What if Bank Bears Are Right? : The bailout doesn’t address massive bad debt.
The bailout doesn’t address massive bad debt.
"Neither a borrower nor a lender be," we read in Shakespeare, but, then, nobody ever suggested he was a good mentor on modern economics. A better insight comes from Ben Franklin: "A penny saved is twopence dear"—save your money and you can double it by lending it out at interest.
The premise, or maybe the hope, behind the bailout plan and all the other interventions in the financial markets is that we are witnessing a seizing-up of the credit markets as lenders around the world pull their money out of anything that could contain any degree of risk, a "flight to safety." This has happened before, notably in the Russian default of 1998 that took down much of the hedge-fund industry.

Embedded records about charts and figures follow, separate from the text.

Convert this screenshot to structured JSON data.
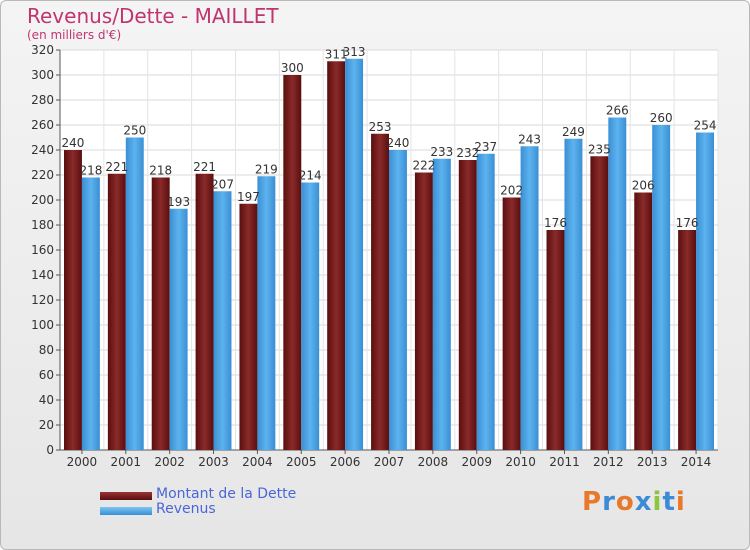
{
  "chart_data": {
    "type": "bar",
    "title": "Revenus/Dette - MAILLET",
    "subtitle": "(en milliers d'€)",
    "categories": [
      "2000",
      "2001",
      "2002",
      "2003",
      "2004",
      "2005",
      "2006",
      "2007",
      "2008",
      "2009",
      "2010",
      "2011",
      "2012",
      "2013",
      "2014"
    ],
    "series": [
      {
        "name": "Montant de la Dette",
        "color": "#7a1e1e",
        "values": [
          240,
          221,
          218,
          221,
          197,
          300,
          311,
          253,
          222,
          232,
          202,
          176,
          235,
          206,
          176
        ]
      },
      {
        "name": "Revenus",
        "color": "#4fa6e6",
        "values": [
          218,
          250,
          193,
          207,
          219,
          214,
          313,
          240,
          233,
          237,
          243,
          249,
          266,
          260,
          254
        ]
      }
    ],
    "ylim": [
      0,
      320
    ],
    "yticks": [
      0,
      20,
      40,
      60,
      80,
      100,
      120,
      140,
      160,
      180,
      200,
      220,
      240,
      260,
      280,
      300,
      320
    ],
    "grid": true,
    "legend_position": "bottom-left"
  },
  "logo": {
    "text": "Proxiti"
  }
}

Something like that is clearly happening now—a week ago, the interest on three-month Treasury bills fell to almost zero as world markets decided that being certain that money didn't disappear (hey, at least no one expects a U.S.-government default) was more important than high returns. The thinking behind the bailout is that if the government can backstop the wave of failures and guarantee bad debts to stop the dominoes toppling, the credit market will reopen.
One of the scary things about the current crisis, however, is that the flight to safety may not just be a short-term gyration of the markets. The world credit markets are saying, in certain terms, that the risks of many loans—and especially the real-estate loans that set this in motion—have been grossly underestimated. For this they have compelling evidence, such as the catastrophic failure of the ratings agencies, whose habitual grade inflation turned the AAA rating into a gentleman's C.

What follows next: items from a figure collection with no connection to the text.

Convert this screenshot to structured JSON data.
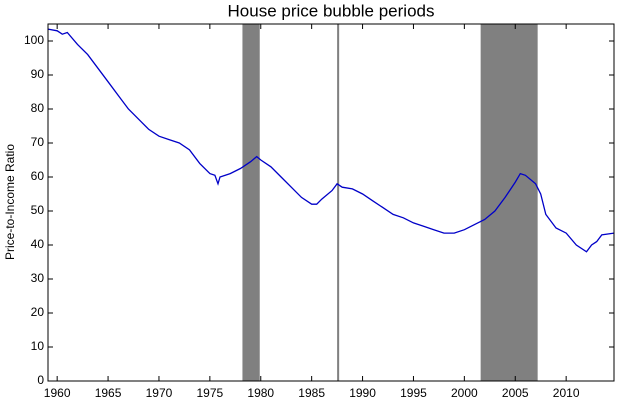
{
  "chart_data": {
    "type": "line",
    "title": "House price bubble periods",
    "y_label": "Price-to-Income Ratio",
    "x": [
      1959.1,
      1960,
      1960.5,
      1961,
      1962,
      1963,
      1964,
      1965,
      1966,
      1967,
      1968,
      1969,
      1970,
      1971,
      1972,
      1973,
      1974,
      1975,
      1975.5,
      1975.8,
      1976,
      1977,
      1978,
      1979,
      1979.6,
      1980,
      1981,
      1982,
      1983,
      1984,
      1985,
      1985.5,
      1986,
      1987,
      1987.5,
      1988,
      1989,
      1990,
      1991,
      1992,
      1993,
      1994,
      1995,
      1996,
      1997,
      1998,
      1999,
      2000,
      2001,
      2002,
      2003,
      2004,
      2005,
      2005.5,
      2006,
      2007,
      2007.5,
      2008,
      2009,
      2010,
      2011,
      2012,
      2012.5,
      2013,
      2013.5,
      2014.7
    ],
    "series": [
      {
        "color": "#0000c8",
        "values": [
          103.5,
          103,
          102,
          102.5,
          99,
          96,
          92,
          88,
          84,
          80,
          77,
          74,
          72,
          71,
          70,
          68,
          64,
          61,
          60.5,
          58,
          60,
          61,
          62.5,
          64.5,
          66,
          65,
          63,
          60,
          57,
          54,
          52,
          52,
          53.5,
          56,
          58,
          57,
          56.5,
          55,
          53,
          51,
          49,
          48,
          46.5,
          45.5,
          44.5,
          43.5,
          43.5,
          44.5,
          46,
          47.5,
          50,
          54,
          58.5,
          61,
          60.5,
          58,
          55,
          49,
          45,
          43.5,
          40,
          38,
          40,
          41,
          43,
          43.5
        ]
      }
    ],
    "shaded_periods": [
      [
        1978.2,
        1979.9
      ],
      [
        1987.5,
        1987.7
      ],
      [
        2001.6,
        2007.2
      ]
    ],
    "shade_color": "#808080",
    "xlim": [
      1959.1,
      2014.7
    ],
    "ylim": [
      0,
      105
    ],
    "xticks": [
      1960,
      1965,
      1970,
      1975,
      1980,
      1985,
      1990,
      1995,
      2000,
      2005,
      2010
    ],
    "yticks": [
      0,
      10,
      20,
      30,
      40,
      50,
      60,
      70,
      80,
      90,
      100
    ]
  }
}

The flight to safety has been extreme, but it is also rational. Time after time, bondholders, as well as the shareholders of financial institutions, have seen the rug pulled out from under them just as they thought they'd staggered up. In the last months, as each successive bank and brokerage announced a new multibillion-dollar write-down, the shares rose on the theory that "now it's over" and all the losses had been accounted for. And just about every time, it turned out that there was still more to come. The bank bears have eventually been proved right-except that they could have been more bearish.

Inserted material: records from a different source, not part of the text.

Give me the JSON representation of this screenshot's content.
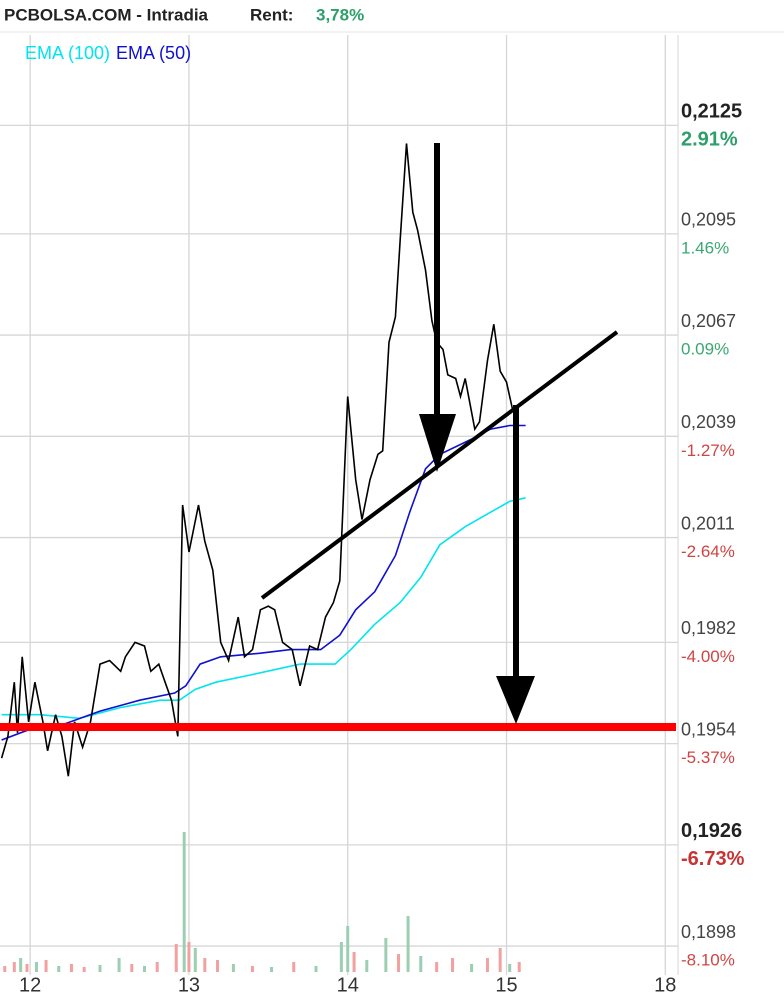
{
  "chart_data": {
    "type": "line",
    "title": "PCBOLSA.COM - Intradia",
    "subtitle_label": "Rent:",
    "subtitle_value": "3,78%",
    "xlim": [
      -0.19,
      4.08
    ],
    "xticks": [
      {
        "value": 0,
        "label": "12"
      },
      {
        "value": 1,
        "label": "13"
      },
      {
        "value": 2,
        "label": "14"
      },
      {
        "value": 3,
        "label": "15"
      },
      {
        "value": 4,
        "label": "18"
      }
    ],
    "ylim": [
      0.189,
      0.215
    ],
    "yticks": [
      {
        "value": 0.2125,
        "label": "0,2125"
      },
      {
        "value": 0.2095,
        "label": "0,2095"
      },
      {
        "value": 0.2067,
        "label": "0,2067"
      },
      {
        "value": 0.2039,
        "label": "0,2039"
      },
      {
        "value": 0.2011,
        "label": "0,2011"
      },
      {
        "value": 0.1982,
        "label": "0,1982"
      },
      {
        "value": 0.1954,
        "label": "0,1954"
      },
      {
        "value": 0.1926,
        "label": "0,1926"
      },
      {
        "value": 0.1898,
        "label": "0,1898"
      }
    ],
    "ytick_change": [
      {
        "value": 2.91,
        "label": "2.91%"
      },
      {
        "value": 1.46,
        "label": "1.46%"
      },
      {
        "value": 0.09,
        "label": "0.09%"
      },
      {
        "value": -1.27,
        "label": "-1.27%"
      },
      {
        "value": -2.64,
        "label": "-2.64%"
      },
      {
        "value": -4.0,
        "label": "-4.00%"
      },
      {
        "value": -5.37,
        "label": "-5.37%"
      },
      {
        "value": -6.73,
        "label": "-6.73%"
      },
      {
        "value": -8.1,
        "label": "-8.10%"
      }
    ],
    "highlight_ticks": [
      0,
      7
    ],
    "grid": true,
    "series": [
      {
        "color": "#000000",
        "x": [
          -0.18,
          -0.14,
          -0.1,
          -0.08,
          -0.05,
          -0.01,
          0.03,
          0.08,
          0.11,
          0.16,
          0.2,
          0.24,
          0.28,
          0.33,
          0.38,
          0.44,
          0.5,
          0.57,
          0.6,
          0.66,
          0.72,
          0.76,
          0.81,
          0.85,
          0.89,
          0.93,
          0.96,
          1.0,
          1.06,
          1.1,
          1.15,
          1.2,
          1.25,
          1.31,
          1.35,
          1.4,
          1.45,
          1.5,
          1.54,
          1.59,
          1.65,
          1.7,
          1.76,
          1.81,
          1.86,
          1.91,
          1.95,
          2.0,
          2.05,
          2.09,
          2.14,
          2.19,
          2.22,
          2.26,
          2.3,
          2.33,
          2.37,
          2.41,
          2.44,
          2.49,
          2.53,
          2.56,
          2.6,
          2.63,
          2.68,
          2.71,
          2.74,
          2.77,
          2.8,
          2.83,
          2.88,
          2.92,
          2.96,
          3.0,
          3.04
        ],
        "values": [
          0.195,
          0.1956,
          0.1971,
          0.1957,
          0.1978,
          0.196,
          0.1971,
          0.196,
          0.1952,
          0.1962,
          0.1956,
          0.1945,
          0.196,
          0.1953,
          0.196,
          0.1976,
          0.1977,
          0.1974,
          0.1978,
          0.1982,
          0.1981,
          0.1974,
          0.1976,
          0.1971,
          0.1966,
          0.1956,
          0.202,
          0.2007,
          0.202,
          0.201,
          0.2002,
          0.1982,
          0.1977,
          0.1989,
          0.1978,
          0.198,
          0.1991,
          0.1992,
          0.1991,
          0.1982,
          0.198,
          0.197,
          0.1981,
          0.198,
          0.1989,
          0.1993,
          0.1999,
          0.205,
          0.2027,
          0.2016,
          0.2027,
          0.2034,
          0.2035,
          0.2065,
          0.2072,
          0.2093,
          0.212,
          0.2101,
          0.2096,
          0.2085,
          0.2071,
          0.2065,
          0.2063,
          0.2056,
          0.2055,
          0.205,
          0.2055,
          0.2048,
          0.2041,
          0.2043,
          0.206,
          0.207,
          0.2057,
          0.2054,
          0.2046
        ]
      },
      {
        "name": "EMA (100)",
        "color": "#00e5ee",
        "x": [
          -0.18,
          0.06,
          0.31,
          0.57,
          0.82,
          0.94,
          1.04,
          1.17,
          1.39,
          1.7,
          1.92,
          2.02,
          2.17,
          2.33,
          2.46,
          2.58,
          2.74,
          2.9,
          3.02,
          3.12
        ],
        "values": [
          0.1962,
          0.1962,
          0.1961,
          0.1964,
          0.1966,
          0.1966,
          0.1969,
          0.1971,
          0.1973,
          0.1976,
          0.1976,
          0.198,
          0.1987,
          0.1993,
          0.2,
          0.2009,
          0.2014,
          0.2018,
          0.2021,
          0.2022
        ]
      },
      {
        "name": "EMA (50)",
        "color": "#1010d0",
        "x": [
          -0.18,
          0.0,
          0.19,
          0.44,
          0.69,
          0.91,
          0.98,
          1.07,
          1.2,
          1.45,
          1.64,
          1.83,
          1.95,
          2.05,
          2.17,
          2.3,
          2.39,
          2.49,
          2.58,
          2.77,
          2.9,
          3.02,
          3.12
        ],
        "values": [
          0.1955,
          0.1958,
          0.1959,
          0.1963,
          0.1966,
          0.1968,
          0.197,
          0.1976,
          0.1978,
          0.1979,
          0.198,
          0.198,
          0.1984,
          0.1991,
          0.1996,
          0.2006,
          0.2018,
          0.203,
          0.2034,
          0.2038,
          0.2041,
          0.2042,
          0.2042
        ]
      }
    ],
    "volume": {
      "x": [
        -0.16,
        -0.1,
        -0.06,
        -0.02,
        0.04,
        0.1,
        0.18,
        0.26,
        0.34,
        0.44,
        0.56,
        0.64,
        0.72,
        0.8,
        0.92,
        0.97,
        1.0,
        1.04,
        1.1,
        1.18,
        1.28,
        1.4,
        1.52,
        1.66,
        1.8,
        1.96,
        2.0,
        2.04,
        2.12,
        2.24,
        2.32,
        2.38,
        2.46,
        2.56,
        2.66,
        2.78,
        2.88,
        2.96,
        3.02,
        3.08
      ],
      "values": [
        6,
        10,
        14,
        8,
        10,
        12,
        6,
        8,
        5,
        7,
        14,
        8,
        6,
        10,
        28,
        140,
        30,
        24,
        14,
        12,
        8,
        6,
        5,
        10,
        6,
        30,
        46,
        20,
        12,
        34,
        18,
        56,
        16,
        10,
        14,
        8,
        14,
        24,
        8,
        10
      ],
      "colors": [
        "#f2a0a0",
        "#f2a0a0",
        "#9ccfb2",
        "#f2a0a0",
        "#9ccfb2",
        "#f2a0a0",
        "#9ccfb2",
        "#f2a0a0",
        "#f2a0a0",
        "#9ccfb2",
        "#9ccfb2",
        "#f2a0a0",
        "#9ccfb2",
        "#f2a0a0",
        "#f2a0a0",
        "#9ccfb2",
        "#f2a0a0",
        "#9ccfb2",
        "#f2a0a0",
        "#f2a0a0",
        "#9ccfb2",
        "#f2a0a0",
        "#9ccfb2",
        "#f2a0a0",
        "#9ccfb2",
        "#9ccfb2",
        "#9ccfb2",
        "#f2a0a0",
        "#9ccfb2",
        "#9ccfb2",
        "#f2a0a0",
        "#9ccfb2",
        "#9ccfb2",
        "#f2a0a0",
        "#f2a0a0",
        "#9ccfb2",
        "#f2a0a0",
        "#f2a0a0",
        "#9ccfb2",
        "#f2a0a0"
      ]
    }
  }
}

Stephen Roach, the chief of Morgan Stanley Asia (and for a long time one of the more prescient and pessimistic observers of the economic scene) warned in the New York Times last spring that there was no monetary-policy solution to a problem of low savings and excessive debt—whatever the government does to revive the credit markets, the underlying problem will still be there. With a housing market spiraling downward, incomes stagnating, and consumer debt staying put, the fact remains that much of the banking business teeters on a pile of debt that is unlikely to be repaid (and on derivatives linked to that same debt).